Not identifying any threat whatsoever I cranked open the windows and propped open the door. I stood on the front porch looking and listening to the spectacle. But nothing. After five minutes of this thunderous display I moved to the next phase, the “how do I disarm this thing?” I started searching for fuse boxes and panels. I explored the horn mechanism itself and tried to figure out how to detach it. Anything.

Then suddenly, silence. It stopped and left nothing but an echo in its wake. Was that it? Would it explode on the scene again? After battening down the hatches and locking the door I crawled back into bed with no little suspicion. Would this ghost spring forth again just as I dosed off? But no, nothing more.

The next morning I walked to the abbey for some breakfast and prayers and the talk among others who were staying in one of the larger guest houses was all about the middle of the night alarm. Could they hear my blaring alarm all the way from the hermitage? No, it seems that the alarm went off in their guesthouse, too. And so the mystery was revealed – the false alarm went off everywhere and my alarm system, even in my remote location, was wired to theirs.  I was not as detached as I assumed, at least in that regard.

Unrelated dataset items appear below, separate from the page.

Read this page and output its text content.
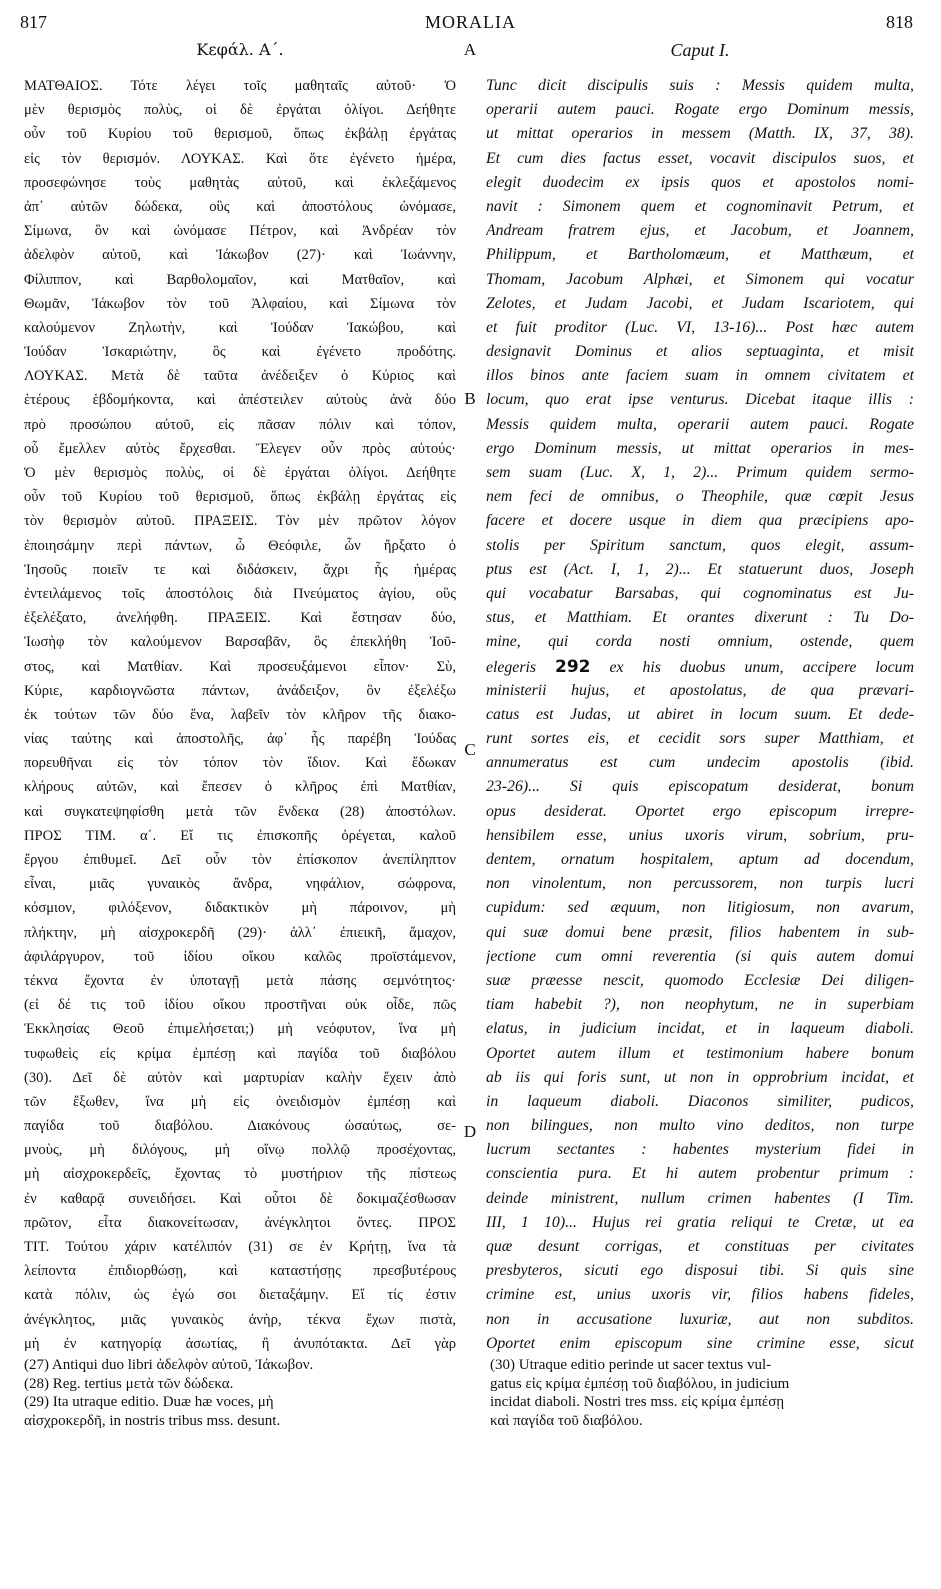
MORALIA
817	818
Κεφάλ. Α΄.
ΜΑΤΘΑΙΟΣ. Τότε λέγει τοῖς μαθηταῖς αὐτοῦ· Ὁ
μὲν θερισμὸς πολὺς, οἱ δὲ ἐργάται ὀλίγοι. Δεήθητε
οὖν τοῦ Κυρίου τοῦ θερισμοῦ, ὅπως ἐκβάλῃ ἐργάτας
εἰς τὸν θερισμόν. ΛΟΥΚΑΣ. Καὶ ὅτε ἐγένετο ἡμέρα,
προσεφώνησε τοὺς μαθητὰς αὐτοῦ, καὶ ἐκλεξάμενος
ἀπ᾽ αὐτῶν δώδεκα, οὓς καὶ ἀποστόλους ὠνόμασε,
Σίμωνα, ὃν καὶ ὠνόμασε Πέτρον, καὶ Ἀνδρέαν τὸν
ἀδελφὸν αὐτοῦ, καὶ Ἰάκωβον (27)· καὶ Ἰωάννην,
Φίλιππον, καὶ Βαρθολομαῖον, καὶ Ματθαῖον, καὶ
Θωμᾶν, Ἰάκωβον τὸν τοῦ Ἀλφαίου, καὶ Σίμωνα τὸν
καλούμενον Ζηλωτὴν, καὶ Ἰούδαν Ἰακώβου, καὶ
Ἰούδαν Ἰσκαριώτην, ὃς καὶ ἐγένετο προδότης.
ΛΟΥΚΑΣ. Μετὰ δὲ ταῦτα ἀνέδειξεν ὁ Κύριος καὶ
ἑτέρους ἑβδομήκοντα, καὶ ἀπέστειλεν αὐτοὺς ἀνὰ δύο
πρὸ προσώπου αὐτοῦ, εἰς πᾶσαν πόλιν καὶ τόπον,
οὗ ἔμελλεν αὐτὸς ἔρχεσθαι. Ἔλεγεν οὖν πρὸς αὐτούς·
Ὁ μὲν θερισμὸς πολὺς, οἱ δὲ ἐργάται ὀλίγοι. Δεήθητε
οὖν τοῦ Κυρίου τοῦ θερισμοῦ, ὅπως ἐκβάλῃ ἐργάτας εἰς
τὸν θερισμὸν αὐτοῦ. ΠΡΑΞΕΙΣ. Τὸν μὲν πρῶτον λόγον
ἐποιησάμην περὶ πάντων, ὦ Θεόφιλε, ὧν ἤρξατο ὁ
Ἰησοῦς ποιεῖν τε καὶ διδάσκειν, ἄχρι ἧς ἡμέρας
ἐντειλάμενος τοῖς ἀποστόλοις διὰ Πνεύματος ἁγίου, οὓς
ἐξελέξατο, ἀνελήφθη. ΠΡΑΞΕΙΣ. Καὶ ἔστησαν δύο,
Ἰωσὴφ τὸν καλούμενον Βαρσαβᾶν, ὃς ἐπεκλήθη Ἰοῦ-
στος, καὶ Ματθίαν. Καὶ προσευξάμενοι εἶπον· Σὺ,
Κύριε, καρδιογνῶστα πάντων, ἀνάδειξον, ὃν ἐξελέξω
ἐκ τούτων τῶν δύο ἕνα, λαβεῖν τὸν κλῆρον τῆς διακο-
νίας ταύτης καὶ ἀποστολῆς, ἀφ᾽ ἧς παρέβη Ἰούδας
πορευθῆναι εἰς τὸν τόπον τὸν ἴδιον. Καὶ ἔδωκαν
κλήρους αὐτῶν, καὶ ἔπεσεν ὁ κλῆρος ἐπὶ Ματθίαν,
καὶ συγκατεψηφίσθη μετὰ τῶν ἕνδεκα (28) ἀποστόλων.
ΠΡΟΣ ΤΙΜ. α΄. Εἴ τις ἐπισκοπῆς ὀρέγεται, καλοῦ
ἔργου ἐπιθυμεῖ. Δεῖ οὖν τὸν ἐπίσκοπον ἀνεπίληπτον
εἶναι, μιᾶς γυναικὸς ἄνδρα, νηφάλιον, σώφρονα,
κόσμιον, φιλόξενον, διδακτικὸν μὴ πάροινον, μὴ
πλήκτην, μὴ αἰσχροκερδῆ (29)· ἀλλ᾽ ἐπιεικῆ, ἄμαχον,
ἀφιλάργυρον, τοῦ ἰδίου οἴκου καλῶς προϊστάμενον,
τέκνα ἔχοντα ἐν ὑποταγῇ μετὰ πάσης σεμνότητος·
(εἰ δέ τις τοῦ ἰδίου οἴκου προστῆναι οὐκ οἶδε, πῶς
Ἐκκλησίας Θεοῦ ἐπιμελήσεται;) μὴ νεόφυτον, ἵνα μὴ
τυφωθεὶς εἰς κρίμα ἐμπέσῃ καὶ παγίδα τοῦ διαβόλου
(30). Δεῖ δὲ αὐτὸν καὶ μαρτυρίαν καλὴν ἔχειν ἀπὸ
τῶν ἔξωθεν, ἵνα μὴ εἰς ὀνειδισμὸν ἐμπέσῃ καὶ
παγίδα τοῦ διαβόλου. Διακόνους ὡσαύτως, σε-
μνοὺς, μὴ διλόγους, μὴ οἴνῳ πολλῷ προσέχοντας,
μὴ αἰσχροκερδεῖς, ἔχοντας τὸ μυστήριον τῆς πίστεως
ἐν καθαρᾷ συνειδήσει. Καὶ οὗτοι δὲ δοκιμαζέσθωσαν
πρῶτον, εἶτα διακονείτωσαν, ἀνέγκλητοι ὄντες. ΠΡΟΣ
ΤΙΤ. Τούτου χάριν κατέλιπόν (31) σε ἐν Κρήτῃ, ἵνα τὰ
λείποντα ἐπιδιορθώσῃ, καὶ καταστήσῃς πρεσβυτέρους
κατὰ πόλιν, ὡς ἐγώ σοι διεταξάμην. Εἴ τίς ἐστιν
ἀνέγκλητος, μιᾶς γυναικὸς ἀνὴρ, τέκνα ἔχων πιστὰ,
μὴ ἐν κατηγορίᾳ ἀσωτίας, ἢ ἀνυπότακτα. Δεῖ γὰρ
A
B
C
D
Caput I.
Tunc dicit discipulis suis : Messis quidem multa,
operarii autem pauci. Rogate ergo Dominum messis,
ut mittat operarios in messem (Matth. IX, 37, 38).
Et cum dies factus esset, vocavit discipulos suos, et
elegit duodecim ex ipsis quos et apostolos nomi-
navit : Simonem quem et cognominavit Petrum, et
Andream fratrem ejus, et Jacobum, et Joannem,
Philippum, et Bartholomæum, et Matthæum, et
Thomam, Jacobum Alphæi, et Simonem qui vocatur
Zelotes, et Judam Jacobi, et Judam Iscariotem, qui
et fuit proditor (Luc. VI, 13-16)... Post hæc autem
designavit Dominus et alios septuaginta, et misit
illos binos ante faciem suam in omnem civitatem et
locum, quo erat ipse venturus. Dicebat itaque illis :
Messis quidem multa, operarii autem pauci. Rogate
ergo Dominum messis, ut mittat operarios in mes-
sem suam (Luc. X, 1, 2)... Primum quidem sermo-
nem feci de omnibus, o Theophile, quæ cœpit Jesus
facere et docere usque in diem qua præcipiens apo-
stolis per Spiritum sanctum, quos elegit, assum-
ptus est (Act. I, 1, 2)... Et statuerunt duos, Joseph
qui vocabatur Barsabas, qui cognominatus est Ju-
stus, et Matthiam. Et orantes dixerunt : Tu Do-
mine, qui corda nosti omnium, ostende, quem
elegeris 292 ex his duobus unum, accipere locum
ministerii hujus, et apostolatus, de qua prævari-
catus est Judas, ut abiret in locum suum. Et dede-
runt sortes eis, et cecidit sors super Matthiam, et
annumeratus est cum undecim apostolis (ibid.
23-26)... Si quis episcopatum desiderat, bonum
opus desiderat. Oportet ergo episcopum irrepre-
hensibilem esse, unius uxoris virum, sobrium, pru-
dentem, ornatum hospitalem, aptum ad docendum,
non vinolentum, non percussorem, non turpis lucri
cupidum: sed æquum, non litigiosum, non avarum,
qui suæ domui bene præsit, filios habentem in sub-
jectione cum omni reverentia (si quis autem domui
suæ præesse nescit, quomodo Ecclesiæ Dei diligen-
tiam habebit ?), non neophytum, ne in superbiam
elatus, in judicium incidat, et in laqueum diaboli.
Oportet autem illum et testimonium habere bonum
ab iis qui foris sunt, ut non in opprobrium incidat, et
in laqueum diaboli. Diaconos similiter, pudicos,
non bilingues, non multo vino deditos, non turpe
lucrum sectantes : habentes mysterium fidei in
conscientia pura. Et hi autem probentur primum :
deinde ministrent, nullum crimen habentes (I Tim.
III, 1 10)... Hujus rei gratia reliqui te Cretæ, ut ea
quæ desunt corrigas, et constituas per civitates
presbyteros, sicuti ego disposui tibi. Si quis sine
crimine est, unius uxoris vir, filios habens fideles,
non in accusatione luxuriæ, aut non subditos.
Oportet enim episcopum sine crimine esse, sicut
(27) Antiqui duo libri ἀδελφὸν αὐτοῦ, Ἰάκωβον.
(28) Reg. tertius μετὰ τῶν δώδεκα.
(29) Ita utraque editio. Duæ hæ voces, μὴ
αἰσχροκερδῆ, in nostris tribus mss. desunt.
(30) Utraque editio perinde ut sacer textus vul-
gatus εἰς κρίμα ἐμπέσῃ τοῦ διαβόλου, in judicium
incidat diaboli. Nostri tres mss. εἰς κρίμα ἐμπέσῃ
καὶ παγίδα τοῦ διαβόλου.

Since we are fairly individualistic people we always assume that the alarm that is blaring has its source with us, with our life, with our ordinariness. But the truth is that most of the time that the canary in the mine shaft expires it is because the whole mine is vulnerable. And so it is when whole groups become ill, families unwell, and even whole nations dysfunctional. We hear the siren in our hermitage but the alarm is sounding everywhere for reasons that seem unrelated to me.

Like the person who tries to waterproof their own basement only to discover that the whole neighborhood is flooded, the answers are often collective ones; the problems, challenges, inequities, and suffering that we face are rooted in systems that affect us all. Moral people who have a sense of justice, the good and right, know that there will never be peace for one unless there is peace for all. And the illusion that we are perfectly self-reliant and removed from the struggles of the many is often shattered when we least expect it, in the middle of the night when we were sleeping safe and sound and the alarm began to sound.